Re: How to find the N largest values in an array?
by merlyn (Sage) on Oct 04, 2001 at 00:16 UTC
    If you mean "the three consecutive values that when summed make up the highest total", then that gives an implementation strategy:
    my $where = 0; my $sum = $num[0] + $num[1] + $num[2]; for ( 1 .. $#sum-2 ) { my $try = $num[$_] + $num[$_+1] + $num[$_+2]; if ( $try > $sum ) { $try = $sum; $where = $_; } }
Re: How to find the N largest values in an array?
by Anonymous Monk on Oct 04, 2001 at 04:51 UTC
    If any of the doesn't make sense, see sort, perlop, perldata, perlsyn.
    use strict; my @list_o_num = qw( 1 22 44 55 63 2 1 2 4 54 8 7 9 2 9 ); my @sorted_list_o_num = sort { $b <=> $a } @list_o_num; my( $num_1, $num_2, $num_3 ) = @sorted_list_o_num;
    This however, does not account for duplicates (9 9 7), so this approach might be better
    #!/usr/bin/perl -w use strict; my @list_o_num = qw( 9 9 9 10 9 8 7 9 6 ); my %list_o_num = map { if ( exists $list_o_num{$_} ) { $list_o_num{$_}++; } else { $_ => 1; } } @list_o_num; my @true_top_3 = sort { $b <=> $a } keys %list_o_num;
    None of this is tested, but it should work (short of any typos).

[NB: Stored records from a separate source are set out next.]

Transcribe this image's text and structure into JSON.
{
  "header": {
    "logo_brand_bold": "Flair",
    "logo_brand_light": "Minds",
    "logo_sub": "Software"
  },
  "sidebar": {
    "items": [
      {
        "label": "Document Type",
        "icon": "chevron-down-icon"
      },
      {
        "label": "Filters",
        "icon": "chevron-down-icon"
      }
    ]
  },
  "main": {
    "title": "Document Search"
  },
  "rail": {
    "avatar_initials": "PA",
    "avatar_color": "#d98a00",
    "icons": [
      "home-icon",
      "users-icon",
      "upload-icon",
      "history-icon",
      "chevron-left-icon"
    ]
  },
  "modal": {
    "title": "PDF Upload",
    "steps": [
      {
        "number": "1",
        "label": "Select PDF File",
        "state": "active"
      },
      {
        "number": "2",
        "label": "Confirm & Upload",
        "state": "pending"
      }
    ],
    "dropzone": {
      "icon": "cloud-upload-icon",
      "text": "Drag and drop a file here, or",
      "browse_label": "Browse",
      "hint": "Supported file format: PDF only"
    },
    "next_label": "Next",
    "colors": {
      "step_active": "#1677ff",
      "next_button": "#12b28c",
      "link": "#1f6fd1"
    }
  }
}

    Note: See blakem's comment and example here for a fix to make this solution actually work.

      hmm... this looks really awkward:
      my %list_o_num = map { if(exists $list_o_num{$_}) { $list_o_num{$_}++ } else { $_ => 1 } } @list_o_num;
      For one thing, you are using a hash in the same line as you declare it with my... thats bad... I think you are trying to do something like:
      my %list_o_num; $list_o_num{$_}++ for @list_o_num; my @true_top_3 = (sort { $b <=> $a } keys %list_o_num)[0..2]; print "T3: ", join(', ',@true_top_3), "\n";
      but I can't quite tell.

      I would probably write that like so:

      #!/usr/bin/perl -wT use strict; my @list_o_num = qw(9 9 9 10 9 8 7 9 6); my %seen; my @true_top_3 = (sort { $b <=> $a } grep {!$seen{$_}++} @list_o_num)[0..2]; print "T3: ", join(', ',@true_top_3), "\n";

      -Blake

Re: How to find the N largest values in an array?
by fundflow (Chaplain) on Oct 04, 2001 at 14:45 UTC
    The N largest values can be found in O(n) in the following way:
    my @list_o_num = qw( 1 22 44 55 63 2 1 2 4 54 8 7 9 2 9 ); print "LIST_O_NUM: @list_o_num \n"; my @l = sort { $a <=> $b } @list_o_num[0..2]; for ( 3 .. $#list_o_num ) { my $n = $list_o_num[$_]; if ( $n > $l[2] ) { @l = ( $l[1], $l[2], $n ) } elsif ( $n > $l[1] ) { @l = ( $l[1], $n, $l[2] ) } elsif ( $n > $l[0] ) { @l = ( $n, $l[1], $l[2] ) } } print "l: @l \n";
    * to be more precise, this is O(K*n)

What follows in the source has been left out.